Monday, August 11, 2014

Muster

A year ago in July and August, I had a very difficult summer.  I had extreme anxiety and jitters, countered with extreme exhaustion.

On the one hand, I would be unable to hold still, with impulsive bursts of energy in which I would start painting a room or start driving cross-country at 10:30 at night.  On the other hand, I would completely crash in total exhaustion.   All my senses were on hyper-alert making me so anxious and paranoid that sometimes I was afraid to drive on the freeway at all.  Getting out of bed, going to work every day, attempting any activity that required any sort of exertion was totally daunting.  Being on constant high-alert, no matter how much sleep I got I could not manage to recharge my batteries.  

That summer we saw fireworks, I ran a 5K on the spur of the moment, we went on a 1600 mile road trip, I took the kids camping, I painted the basement, we entertained company, and more.  But all I remember was constantly having to muster energy hour by hour, and really just wanting to sleep all the time. We'd make plans for the evening, and I'd have to take a nap before I felt like I could go. It was kind of like the exhaustion I felt when I was newly pregnant, and I wasn't pregnant.  Combine that with the depression I was already experiencing--with a financially difficult year, moving, and two job changes--I felt like a total mess.

It wasn't until my sister and I compared notes on a new medication we had both tried that I connected the dots.  She had had similar side effects to my mania/exhaustion, and it was like a light-bulb turning on. In June I had started taking Abilify.  Abilify is a medication that is supposed to augment the effect of anti-depressant medications.  Instead, it had the effect on me of amplifying my anxiety and depression, and making me even less energized than my already low-energy self. The same thing had happened to my sister.

Flash-forward to this summer.  I also painted a room, saw fireworks, went hiking, went camping, spent time at the pool, and entertained company.  Yeah, I'm tired, but I feel much different. Looking at the stark contrast from last summer to this has been surprising. I've been able to enjoy family activities and work on projects without completely depleting myself.  I may not be the most energetic person to begin with, and I have had depression for a long time, but I feel more like myself now than I did a year ago.

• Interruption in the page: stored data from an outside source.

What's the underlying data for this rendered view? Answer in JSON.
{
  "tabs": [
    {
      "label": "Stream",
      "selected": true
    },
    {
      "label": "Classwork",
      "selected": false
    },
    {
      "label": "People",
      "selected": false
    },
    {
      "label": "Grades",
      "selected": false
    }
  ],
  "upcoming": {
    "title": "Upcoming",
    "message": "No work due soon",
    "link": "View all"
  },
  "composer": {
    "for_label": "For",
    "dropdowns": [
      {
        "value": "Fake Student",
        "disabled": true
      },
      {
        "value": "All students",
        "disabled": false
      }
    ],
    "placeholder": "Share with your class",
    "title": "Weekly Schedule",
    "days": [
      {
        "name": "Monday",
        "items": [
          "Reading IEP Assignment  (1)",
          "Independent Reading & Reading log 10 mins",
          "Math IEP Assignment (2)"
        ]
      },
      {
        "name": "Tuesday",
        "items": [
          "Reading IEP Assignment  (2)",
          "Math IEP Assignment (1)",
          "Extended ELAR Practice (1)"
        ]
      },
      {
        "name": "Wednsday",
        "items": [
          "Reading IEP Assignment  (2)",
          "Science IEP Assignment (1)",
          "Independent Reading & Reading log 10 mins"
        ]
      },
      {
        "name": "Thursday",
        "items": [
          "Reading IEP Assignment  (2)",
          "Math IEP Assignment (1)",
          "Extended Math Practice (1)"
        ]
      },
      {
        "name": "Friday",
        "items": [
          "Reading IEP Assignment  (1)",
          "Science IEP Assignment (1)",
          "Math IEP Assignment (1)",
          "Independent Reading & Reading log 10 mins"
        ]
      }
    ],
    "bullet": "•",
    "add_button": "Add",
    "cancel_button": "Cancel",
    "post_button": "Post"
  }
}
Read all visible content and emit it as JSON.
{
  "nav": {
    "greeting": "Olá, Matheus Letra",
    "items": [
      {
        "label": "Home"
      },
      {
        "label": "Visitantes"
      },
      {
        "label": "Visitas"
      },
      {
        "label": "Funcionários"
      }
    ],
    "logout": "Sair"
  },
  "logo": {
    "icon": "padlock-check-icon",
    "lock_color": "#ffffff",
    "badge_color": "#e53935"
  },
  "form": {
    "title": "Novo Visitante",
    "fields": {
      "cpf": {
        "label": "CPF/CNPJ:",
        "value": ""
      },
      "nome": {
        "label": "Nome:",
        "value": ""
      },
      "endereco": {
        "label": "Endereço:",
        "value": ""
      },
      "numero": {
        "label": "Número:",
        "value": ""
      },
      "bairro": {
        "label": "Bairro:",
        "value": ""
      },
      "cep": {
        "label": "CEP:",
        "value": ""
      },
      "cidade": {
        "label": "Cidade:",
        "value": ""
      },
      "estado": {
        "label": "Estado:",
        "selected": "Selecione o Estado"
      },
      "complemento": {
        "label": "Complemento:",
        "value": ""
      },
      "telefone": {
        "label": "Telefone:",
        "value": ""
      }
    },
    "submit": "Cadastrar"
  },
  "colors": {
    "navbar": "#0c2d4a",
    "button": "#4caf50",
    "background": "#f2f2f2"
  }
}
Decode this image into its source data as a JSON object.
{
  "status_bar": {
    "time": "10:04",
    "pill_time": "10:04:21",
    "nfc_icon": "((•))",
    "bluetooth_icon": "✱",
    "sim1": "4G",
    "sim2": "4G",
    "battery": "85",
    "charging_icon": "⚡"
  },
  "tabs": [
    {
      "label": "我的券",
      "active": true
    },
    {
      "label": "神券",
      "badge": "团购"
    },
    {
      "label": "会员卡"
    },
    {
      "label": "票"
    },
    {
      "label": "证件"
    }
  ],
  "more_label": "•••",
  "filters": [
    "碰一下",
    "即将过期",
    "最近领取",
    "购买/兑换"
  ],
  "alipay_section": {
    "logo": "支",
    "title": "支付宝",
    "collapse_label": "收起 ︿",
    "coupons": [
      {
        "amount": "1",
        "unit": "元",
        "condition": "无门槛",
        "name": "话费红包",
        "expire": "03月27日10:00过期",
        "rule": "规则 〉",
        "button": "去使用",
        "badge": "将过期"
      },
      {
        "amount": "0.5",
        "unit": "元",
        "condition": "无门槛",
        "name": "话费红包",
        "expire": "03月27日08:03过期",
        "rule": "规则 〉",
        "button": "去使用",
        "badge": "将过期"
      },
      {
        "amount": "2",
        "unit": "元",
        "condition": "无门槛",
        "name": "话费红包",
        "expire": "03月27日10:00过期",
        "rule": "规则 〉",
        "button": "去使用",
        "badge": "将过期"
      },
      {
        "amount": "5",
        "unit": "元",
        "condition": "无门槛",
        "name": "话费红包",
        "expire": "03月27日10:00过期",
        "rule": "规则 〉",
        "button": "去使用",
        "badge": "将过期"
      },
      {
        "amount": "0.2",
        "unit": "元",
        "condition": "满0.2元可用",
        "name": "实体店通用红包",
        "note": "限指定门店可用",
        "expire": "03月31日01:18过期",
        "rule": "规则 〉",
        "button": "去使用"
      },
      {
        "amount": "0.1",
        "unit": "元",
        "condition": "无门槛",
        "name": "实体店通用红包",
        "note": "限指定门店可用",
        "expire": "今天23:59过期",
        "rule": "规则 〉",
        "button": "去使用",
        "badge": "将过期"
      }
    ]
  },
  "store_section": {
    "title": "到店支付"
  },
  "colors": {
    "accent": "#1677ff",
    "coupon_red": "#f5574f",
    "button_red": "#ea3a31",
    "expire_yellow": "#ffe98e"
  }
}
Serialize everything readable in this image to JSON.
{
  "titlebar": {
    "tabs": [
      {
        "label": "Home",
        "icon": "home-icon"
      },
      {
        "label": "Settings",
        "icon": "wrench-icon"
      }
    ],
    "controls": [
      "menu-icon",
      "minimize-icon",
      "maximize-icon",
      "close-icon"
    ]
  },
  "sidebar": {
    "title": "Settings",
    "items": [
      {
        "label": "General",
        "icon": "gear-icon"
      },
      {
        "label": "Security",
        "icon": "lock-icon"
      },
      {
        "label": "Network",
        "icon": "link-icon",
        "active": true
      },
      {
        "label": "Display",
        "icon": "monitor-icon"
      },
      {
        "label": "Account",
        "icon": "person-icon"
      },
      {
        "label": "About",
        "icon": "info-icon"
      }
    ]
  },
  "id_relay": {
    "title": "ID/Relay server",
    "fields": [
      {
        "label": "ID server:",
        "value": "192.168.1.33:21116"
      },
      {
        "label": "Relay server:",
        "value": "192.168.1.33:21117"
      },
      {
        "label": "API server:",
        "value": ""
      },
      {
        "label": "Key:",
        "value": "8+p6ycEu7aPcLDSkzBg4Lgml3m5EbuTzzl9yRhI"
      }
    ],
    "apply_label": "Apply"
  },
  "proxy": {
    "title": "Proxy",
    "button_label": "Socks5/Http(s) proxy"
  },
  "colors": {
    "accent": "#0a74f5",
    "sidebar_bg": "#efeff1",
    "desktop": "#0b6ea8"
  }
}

I just keep looking back at last summer as lost time.  Everything that has happened this year seems to be defined by how it is different, and better, from last year.  My Abilify trial (and failure) has created a reference point for me.

Since then, I have found a good balance of medications that allows me to be functional, happy, and hopeful, and I feel a little bit like me!

3 comments:

Thom and Jamie Stansfield said...

Yay! I'm so happy for your success! I hope it continues for years to come!

Anonymous said...

Glad to hear you are feeling so much better. Enjoy every minute of the summer with those cute kids. We wish we could be there to share some of it with you.

Dad & Mom

Rebecca Reid said...

That is the worst part of depression...that you can't get back the time. It's like you were in the dark and the light comes on. I just think of life in terms of "and it came to pass...." Those dark days do pass. It's hard to look back and remember when Paul was 1-3 and I was in a similar state, but now I can make up for it a little bit. Hang in there. I am glad you are better this summer.